The PTPA’s emergency motion for a court intervention into the French Open and Wimbledon rejecting applications for tournament credentials was denied, according to a court filing published Friday. U.S. District Judge Margaret Garnett wrote, however, that despite the denial of the motion, the French Tennis Federation and All England Lawn Tennis Club “are cautioned that the Court may consider their undisputedly retaliatory conduct in assessing any similar motions in the future.” Garnett is overseeing the PTPA’s antitrust lawsuit against the ATP, WTA, USTA, FFT and AELTC in N.Y.; the PTPA had alleged that the FFT and AELTC -- organizers of the French Open and Wimbledon, respectively -- denied their representatives accreditation for the events as an act of “retaliatory conduct” for the suit.
In response to the judge’s decision Thursday evening, the PTPA’s former executive director Ahmad Nassar posted on X that the FFT and AELTC are “losing the long game.” The defendants’ motions to dismiss the case or compel arbitration are pending.

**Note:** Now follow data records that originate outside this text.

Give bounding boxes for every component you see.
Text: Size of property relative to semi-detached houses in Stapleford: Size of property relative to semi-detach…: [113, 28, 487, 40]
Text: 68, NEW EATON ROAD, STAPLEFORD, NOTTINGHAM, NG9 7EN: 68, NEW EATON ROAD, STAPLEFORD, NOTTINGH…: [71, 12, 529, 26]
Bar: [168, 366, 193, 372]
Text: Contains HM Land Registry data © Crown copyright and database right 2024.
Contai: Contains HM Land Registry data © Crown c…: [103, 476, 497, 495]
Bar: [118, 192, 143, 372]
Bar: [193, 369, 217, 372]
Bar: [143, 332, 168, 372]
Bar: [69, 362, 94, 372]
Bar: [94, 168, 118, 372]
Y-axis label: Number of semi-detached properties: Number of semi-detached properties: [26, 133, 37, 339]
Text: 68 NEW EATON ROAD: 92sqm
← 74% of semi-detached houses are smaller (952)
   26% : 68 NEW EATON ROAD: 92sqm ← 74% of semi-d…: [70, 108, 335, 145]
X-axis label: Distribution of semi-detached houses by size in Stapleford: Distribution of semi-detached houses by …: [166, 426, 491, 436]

“The FFT and AELTC may have avoided an order today, but read what the Judge actually said: she called the exclusion ‘petty’ and warned the tournaments against keeping it up. She strongly encouraged them to reconsider denying credentials,” Nassar wrote. “What an astonishingly bad move to cite the broader antitrust lawsuit as the reason to deny credentials. The Judge is weighing whether that very lawsuit proceeds, with pending motions to dismiss before the court. Motions the Judge indicated today she expects to rule on soon.”